There is no way that you or I could have predicted President Bush's plan to almost double his plan for tax relief this past weekend. My "assumption" here is that the recent bullishness found on Monday was "tax relief" and talk of dividend tax cuts.

I will say this. One thing that I "don't like" about solely trying to trade the major indexes by themselves, is that it has the trader always wanting or needed to be on the RIGHT side of everything. ESPECIALLY in a market environment like we're in, with so much UNCERTAINTY (is economy recovering, tax-relief, war, terrorism, corporate fraud) things can change very quickly as each "scenario" can come into play on a daily if not hourly basis.

It is VERY rare that the Dow Industrials would trade down 2% one day, while the NASDAQ-100 would trade up 2% that day, and have a trader put the Dow and call the NASDAQ-100. Nope, you pretty much have to be one side or the other as the indexes tend to mimic each other in direction.

It is THIS very point that I have tried and tried to instill in traders that you CAN NOT OVER LEVERAGE in trades. Maybe $60K isn't a "big loss" if the account is a $1 million dollar account, but I don't know what the size of the account is. I don't care how big the account is. I DO CARE that an investor's head is spinning at a point of resistance.

While I said that there are things that I don't like about index trading, don't get me wrong.
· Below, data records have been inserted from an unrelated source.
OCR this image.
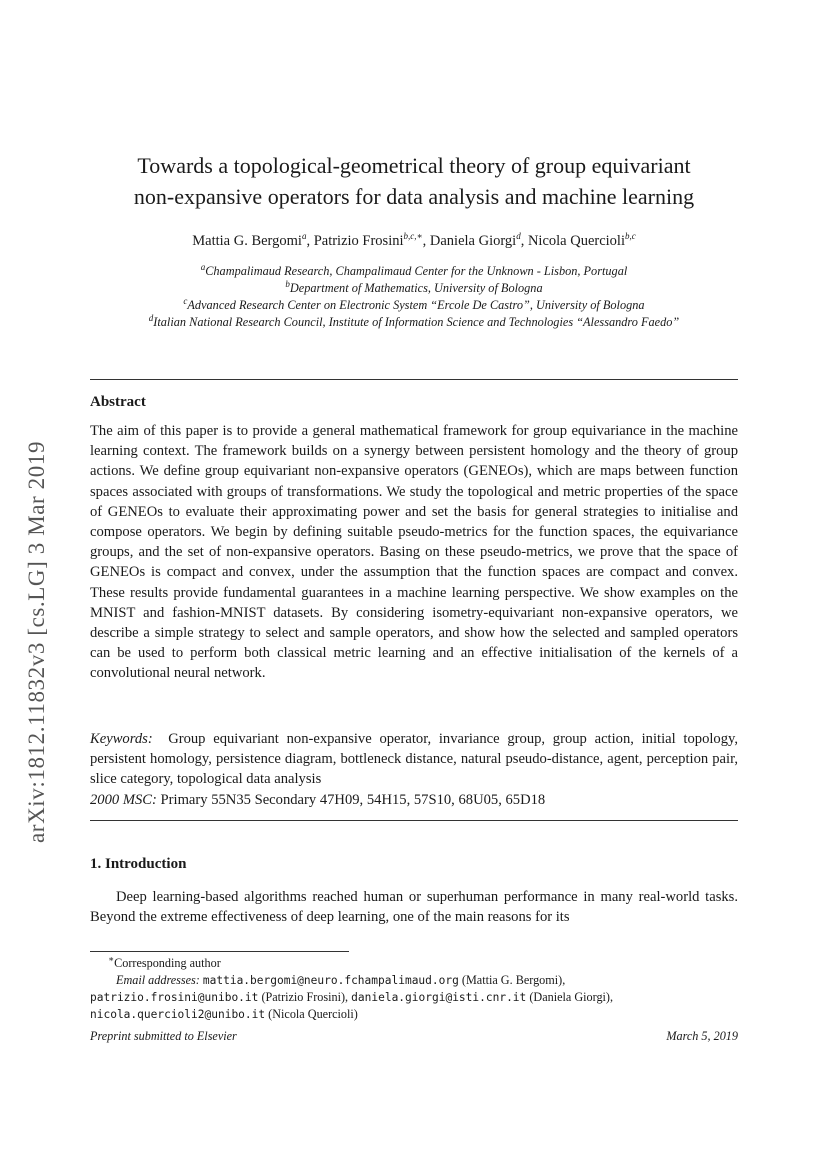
arXiv:1812.11832v3 [cs.LG] 3 Mar 2019
Towards a topological-geometrical theory of group equivariant
non-expansive operators for data analysis and machine learning
Mattia G. Bergomi$^a$, Patrizio Frosini$^{b,c,∗}$, Daniela Giorgi$^d$, Nicola Quercioli$^{b,c}$
$^a$Champalimaud Research, Champalimaud Center for the Unknown - Lisbon, Portugal
$^b$Department of Mathematics, University of Bologna
$^c$Advanced Research Center on Electronic System “Ercole De Castro”, University of Bologna
$^d$Italian National Research Council, Institute of Information Science and Technologies “Alessandro Faedo”
Abstract

The aim of this paper is to provide a general mathematical framework for group equivariance in the machine learning context. The framework builds on a synergy between persistent homology and the theory of group actions. We define group equivariant non-expansive operators (GENEOs), which are maps between function spaces associated with groups of transformations. We study the topological and metric properties of the space of GENEOs to evaluate their approximating power and set the basis for general strategies to initialise and compose operators. We begin by defining suitable pseudo-metrics for the function spaces, the equivariance groups, and the set of non-expansive operators. Basing on these pseudo-metrics, we prove that the space of GENEOs is compact and convex, under the assumption that the function spaces are compact and convex. These results provide fundamental guarantees in a machine learning perspective. We show examples on the MNIST and fashion-MNIST datasets. By considering isometry-equivariant non-expansive operators, we describe a simple strategy to select and sample operators, and show how the selected and sampled operators can be used to perform both classical metric learning and an effective initialisation of the kernels of a convolutional neural network.

Keywords: Group equivariant non-expansive operator, invariance group, group action, initial topology, persistent homology, persistence diagram, bottleneck distance, natural pseudo-distance, agent, perception pair, slice category, topological data analysis

2000 MSC: Primary 55N35 Secondary 47H09, 54H15, 57S10, 68U05, 65D18

1. Introduction
Deep learning-based algorithms reached human or superhuman performance in many real-world tasks. Beyond the extreme effectiveness of deep learning, one of the main reasons for its

∗Corresponding author

Email addresses: mattia.bergomi@neuro.fchampalimaud.org (Mattia G. Bergomi),

patrizio.frosini@unibo.it (Patrizio Frosini), daniela.giorgi@isti.cnr.it (Daniela Giorgi),

nicola.quercioli2@unibo.it (Nicola Quercioli)

Preprint submitted to Elsevier	March 5, 2019
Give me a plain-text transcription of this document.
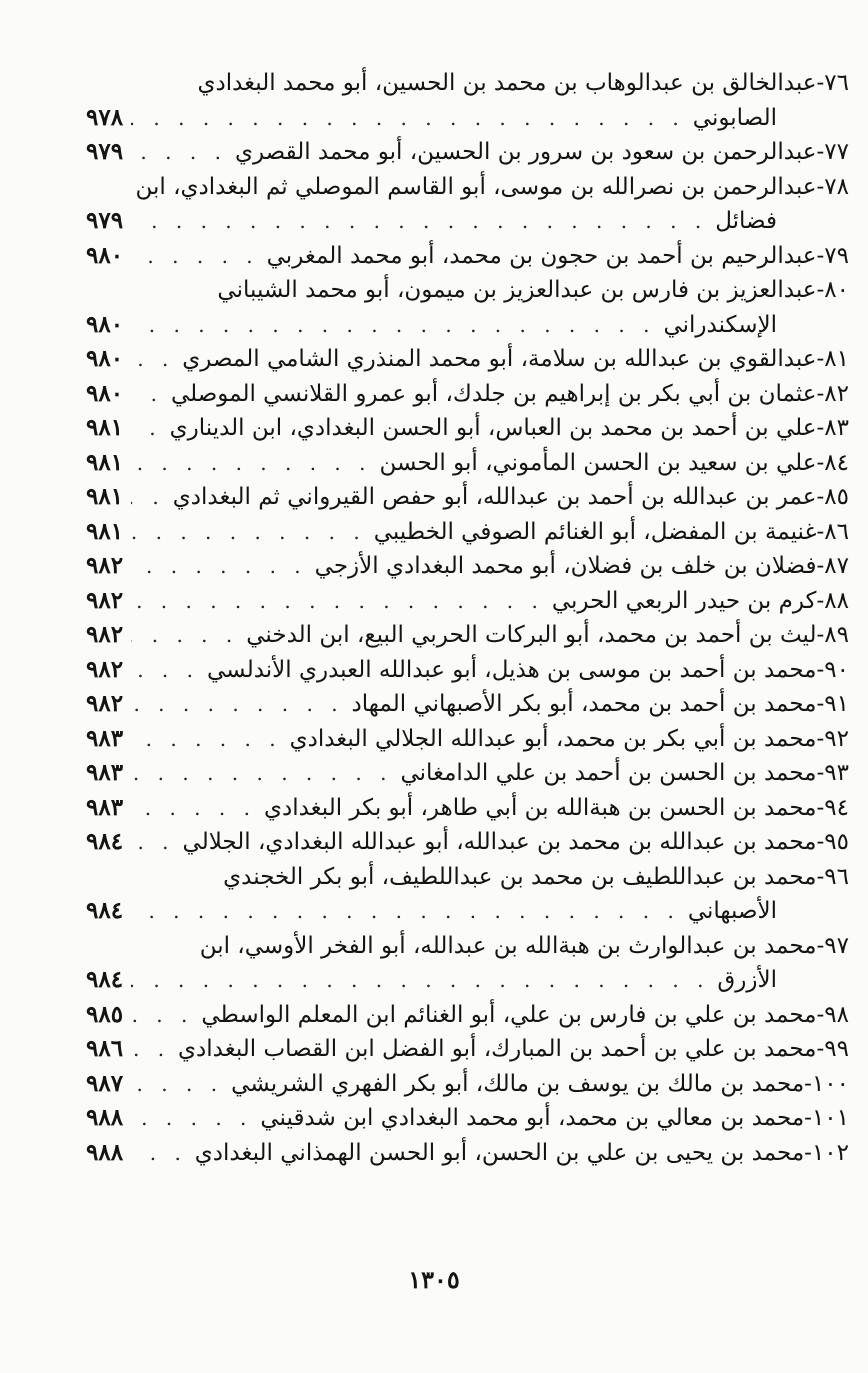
٧٦-
عبدالخالق بن عبدالوهاب بن محمد بن الحسين، أبو محمد البغدادي
الصابوني
. . .
٩٧٨
٧٧-
عبدالرحمن بن سعود بن سرور بن الحسين، أبو محمد القصري
. . .
٩٧٩
٧٨-
عبدالرحمن بن نصرالله بن موسى، أبو القاسم الموصلي ثم البغدادي، ابن
فضائل
. . .
٩٧٩
٧٩-
عبدالرحيم بن أحمد بن حجون بن محمد، أبو محمد المغربي
. . .
٩٨٠
٨٠-
عبدالعزيز بن فارس بن عبدالعزيز بن ميمون، أبو محمد الشيباني
الإسكندراني
. . .
٩٨٠
٨١-
عبدالقوي بن عبدالله بن سلامة، أبو محمد المنذري الشامي المصري
. . .
٩٨٠
٨٢-
عثمان بن أبي بكر بن إبراهيم بن جلدك، أبو عمرو القلانسي الموصلي
. . .
٩٨٠
٨٣-
علي بن أحمد بن محمد بن العباس، أبو الحسن البغدادي، ابن الديناري
. . .
٩٨١
٨٤-
علي بن سعيد بن الحسن المأموني، أبو الحسن
. . .
٩٨١
٨٥-
عمر بن عبدالله بن أحمد بن عبدالله، أبو حفص القيرواني ثم البغدادي
. . .
٩٨١
٨٦-
غنيمة بن المفضل، أبو الغنائم الصوفي الخطيبي
. . .
٩٨١
٨٧-
فضلان بن خلف بن فضلان، أبو محمد البغدادي الأزجي
. . .
٩٨٢
٨٨-
كرم بن حيدر الربعي الحربي
. . .
٩٨٢
٨٩-
ليث بن أحمد بن محمد، أبو البركات الحربي البيع، ابن الدخني
. . .
٩٨٢
٩٠-
محمد بن أحمد بن موسى بن هذيل، أبو عبدالله العبدري الأندلسي
. . .
٩٨٢
٩١-
محمد بن أحمد بن محمد، أبو بكر الأصبهاني المهاد
. . .
٩٨٢
٩٢-
محمد بن أبي بكر بن محمد، أبو عبدالله الجلالي البغدادي
. . .
٩٨٣
٩٣-
محمد بن الحسن بن أحمد بن علي الدامغاني
. . .
٩٨٣
٩٤-
محمد بن الحسن بن هبةالله بن أبي طاهر، أبو بكر البغدادي
. . .
٩٨٣
٩٥-
محمد بن عبدالله بن محمد بن عبدالله، أبو عبدالله البغدادي، الجلالي
. . .
٩٨٤
٩٦-
محمد بن عبداللطيف بن محمد بن عبداللطيف، أبو بكر الخجندي
الأصبهاني
. . .
٩٨٤
٩٧-
محمد بن عبدالوارث بن هبةالله بن عبدالله، أبو الفخر الأوسي، ابن
الأزرق
. . .
٩٨٤
٩٨-
محمد بن علي بن فارس بن علي، أبو الغنائم ابن المعلم الواسطي
. . .
٩٨٥
٩٩-
محمد بن علي بن أحمد بن المبارك، أبو الفضل ابن القصاب البغدادي
. . .
٩٨٦
١٠٠-
محمد بن مالك بن يوسف بن مالك، أبو بكر الفهري الشريشي
. . .
٩٨٧
١٠١-
محمد بن معالي بن محمد، أبو محمد البغدادي ابن شدقيني
. . .
٩٨٨
١٠٢-
محمد بن يحيى بن علي بن الحسن، أبو الحسن الهمذاني البغدادي
. . .
٩٨٨
١٣٠٥
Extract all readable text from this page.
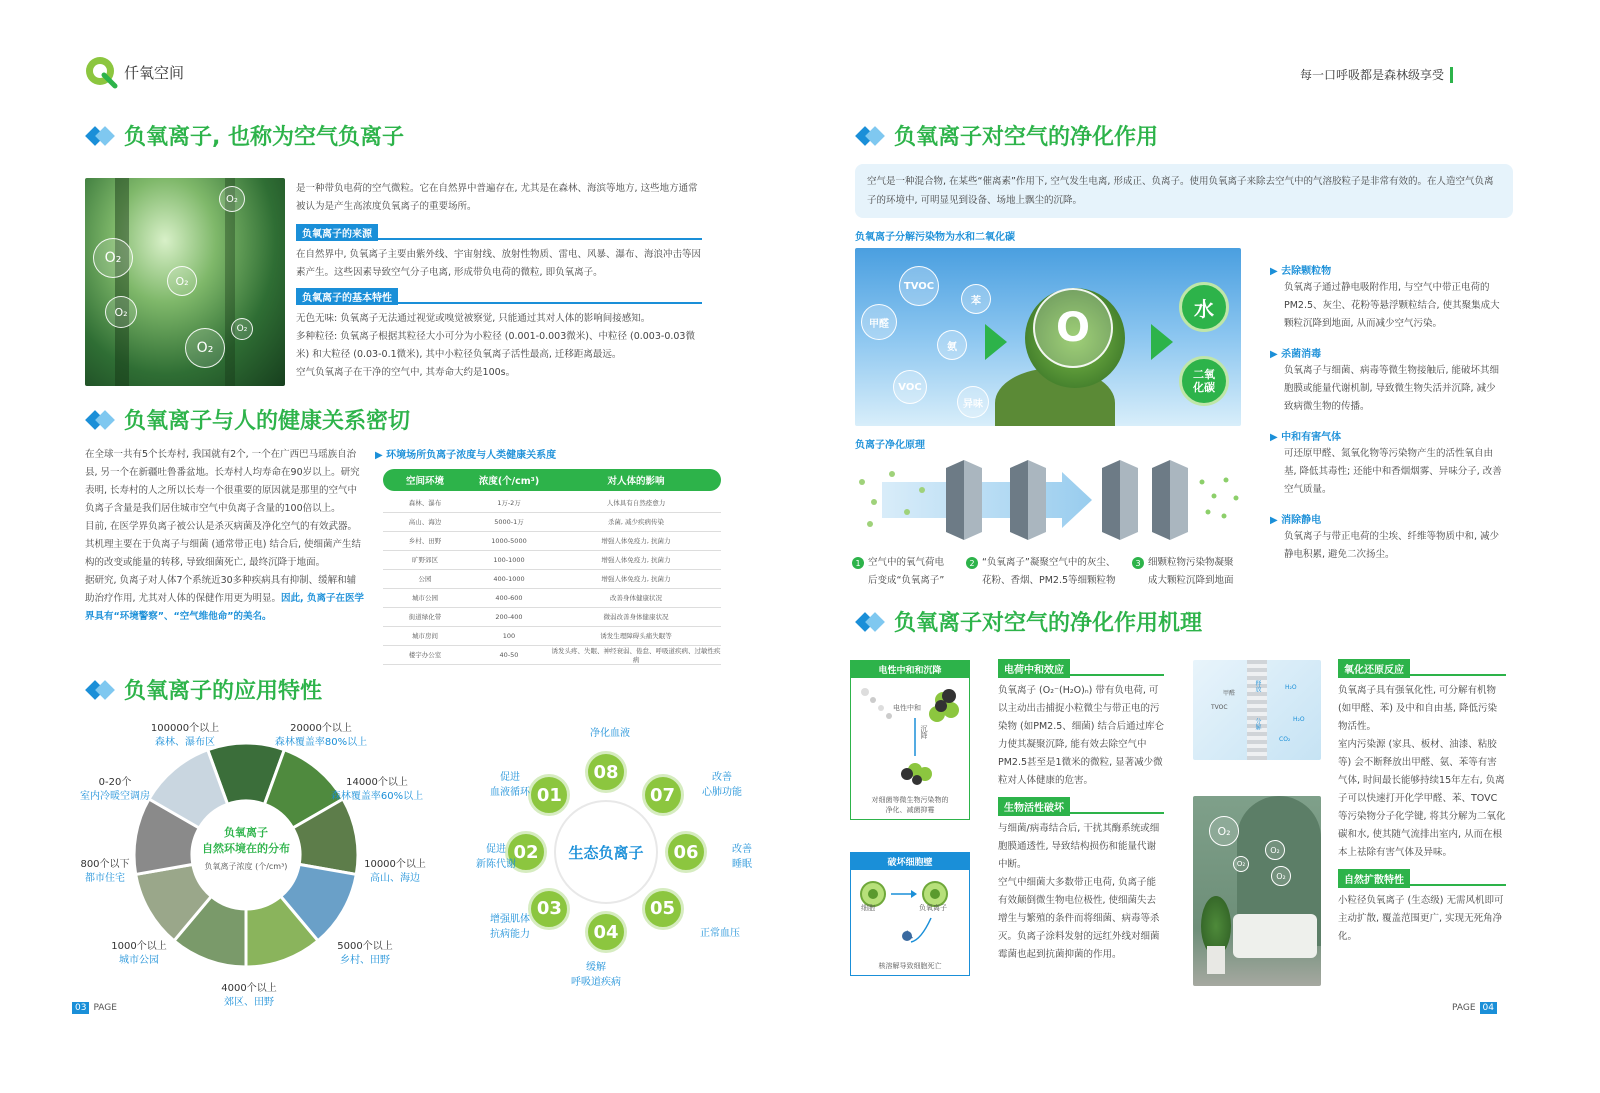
仟氧空间
负氧离子, 也称为空气负离子
O₂
O₂
O₂
O₂
O₂
O₂

是一种带负电荷的空气微粒。它在自然界中普遍存在, 尤其是在森林、海滨等地方, 这些地方通常被认为是产生高浓度负氧离子的重要场所。

负氧离子的来源

在自然界中, 负氧离子主要由紫外线、宇宙射线、放射性物质、雷电、风暴、瀑布、海浪冲击等因素产生。这些因素导致空气分子电离, 形成带负电荷的微粒, 即负氧离子。

负氧离子的基本特性

无色无味: 负氧离子无法通过视觉或嗅觉被察觉, 只能通过其对人体的影响间接感知。

多种粒径: 负氧离子根据其粒径大小可分为小粒径 (0.001-0.003微米)、中粒径 (0.003-0.03微米) 和大粒径 (0.03-0.1微米), 其中小粒径负氧离子活性最高, 迁移距离最远。

空气负氧离子在干净的空气中, 其寿命大约是100s。

负氧离子与人的健康关系密切

在全球一共有5个长寿村, 我国就有2个, 一个在广西巴马瑶族自治县, 另一个在新疆吐鲁番盆地。长寿村人均寿命在90岁以上。研究表明, 长寿村的人之所以长寿一个很重要的原因就是那里的空气中负离子含量是我们居住城市空气中负离子含量的100倍以上。

目前, 在医学界负离子被公认是杀灭病菌及净化空气的有效武器。其机理主要在于负离子与细菌 (通常带正电) 结合后, 使细菌产生结构的改变或能量的转移, 导致细菌死亡, 最终沉降于地面。

据研究, 负离子对人体7个系统近30多种疾病具有抑制、缓解和辅助治疗作用, 尤其对人体的保健作用更为明显。因此, 负离子在医学界具有“环境警察”、“空气维他命”的美名。

▶ 环境场所负离子浓度与人类健康关系度
空间环境	浓度(个/cm³)	对人体的影响
森林、瀑布	1万-2万	人体具有自然痊愈力
高山、海边	5000-1万	杀菌, 减少疾病传染
乡村、田野	1000-5000	增强人体免疫力, 抗菌力
旷野郊区	100-1000	增强人体免疫力, 抗菌力
公园	400-1000	增强人体免疫力, 抗菌力
城市公园	400-600	改善身体健康状况
街道绿化带	200-400	微弱改善身体健康状况
城市房间	100	诱发生理障碍头痛失眠等
楼宇办公室	40-50	诱发头疼、失眠、神经衰弱、倦怠、呼吸道疾病、过敏性疾病
负氧离子的应用特性
负氧离子
自然环境在的分布
负氧离子浓度 (个/cm³)
100000个以上
森林、瀑布区
20000个以上
森林覆盖率80%以上
14000个以上
森林覆盖率60%以上
10000个以上
高山、海边
5000个以上
乡村、田野
4000个以上
郊区、田野
1000个以上
城市公园
800个以下
都市住宅
0-20个
室内冷暖空调房
生态负离子
01
促进
血液循环
02
促进
新陈代谢
03
增强肌体
抗病能力	04
缓解
呼吸道疾病
05
正常血压
06	改善
睡眠
07
改善
心肺功能
08
净化血液
03 PAGE
每一口呼吸都是森林级享受
负氧离子对空气的净化作用

空气是一种混合物, 在某些“催离素”作用下, 空气发生电离, 形成正、负离子。使用负氧离子来除去空气中的气溶胶粒子是非常有效的。在人造空气负离子的环境中, 可明显见到设备、场地上飘尘的沉降。

负氧离子分解污染物为水和二氧化碳
O
TVOC
苯
甲醛
氨
VOC
异味
水
二氧
化碳
负离子净化原理
1 空气中的氧气荷电
后变成“负氧离子”
2 “负氧离子”凝聚空气中的灰尘、
花粉、香烟、PM2.5等细颗粒物
3 细颗粒物污染物凝聚
成大颗粒沉降到地面
▶ 去除颗粒物

负氧离子通过静电吸附作用, 与空气中带正电荷的PM2.5、灰尘、花粉等悬浮颗粒结合, 使其聚集成大颗粒沉降到地面, 从而减少空气污染。

▶ 杀菌消毒

负氧离子与细菌、病毒等微生物接触后, 能破坏其细胞膜或能量代谢机制, 导致微生物失活并沉降, 减少致病微生物的传播。

▶ 中和有害气体

可还原甲醛、氮氧化物等污染物产生的活性氧自由基, 降低其毒性; 还能中和香烟烟雾、异味分子, 改善空气质量。

▶ 消除静电

负氧离子与带正电荷的尘埃、纤维等物质中和, 减少静电积累, 避免二次扬尘。

负氧离子对空气的净化作用机理
电性中和和沉降
电性中和
沉降
对细菌等微生物污染物的
净化、减菌抑霉
破坏细胞壁
细胞	负氧离子
核溶解导致细胞死亡
电荷中和效应

负氧离子 (O₂⁻(H₂O)ₙ) 带有负电荷, 可以主动出击捕捉小粒微尘与带正电的污染物 (如PM2.5、细菌) 结合后通过库仑力使其凝聚沉降, 能有效去除空气中PM2.5甚至是1微米的微粒, 显著减少微粒对人体健康的危害。

生物活性破坏

与细菌/病毒结合后, 干扰其酶系统或细胞膜通透性, 导致结构损伤和能量代谢中断。

空气中细菌大多数带正电荷, 负离子能有效颠倒微生物电位极性, 使细菌失去增生与繁殖的条件而将细菌、病毒等杀灭。负离子涂料发射的远红外线对细菌霉菌也起到抗菌抑菌的作用。

甲醛
TVOC
释放
分解
H₂O
H₂O
CO₂
O₂
O₂
O₂
O₂
氧化还原反应

负氧离子具有强氧化性, 可分解有机物 (如甲醛、苯) 及中和自由基, 降低污染物活性。

室内污染源 (家具、板材、油漆、粘胶等) 会不断释放出甲醛、氨、苯等有害气体, 时间最长能够持续15年左右, 负离子可以快速打开化学甲醛、苯、TOVC等污染物分子化学键, 将其分解为二氧化碳和水, 使其随气流排出室内, 从而在根本上祛除有害气体及异味。

自然扩散特性

小粒径负氧离子 (生态级) 无需风机即可主动扩散, 覆盖范围更广, 实现无死角净化。

PAGE 04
I love index trading, but in times like we're in right now, with so many potentially bullish and bearish scenarios at play, an index trader that is entirely put, should at least think about offsetting some of that bearishness with some offsetting calls in STRONG stocks that exhibit technical STRENGTH.

Heck... individual stock trader that short/put WEAK stocks and buy/call STRONG stocks tend to increase their odds of making money in uncertain environments.

Well... it's very late or should I say early this Friday morning and I've got to get some sleep, but some of the above commentary will hopefully be useful.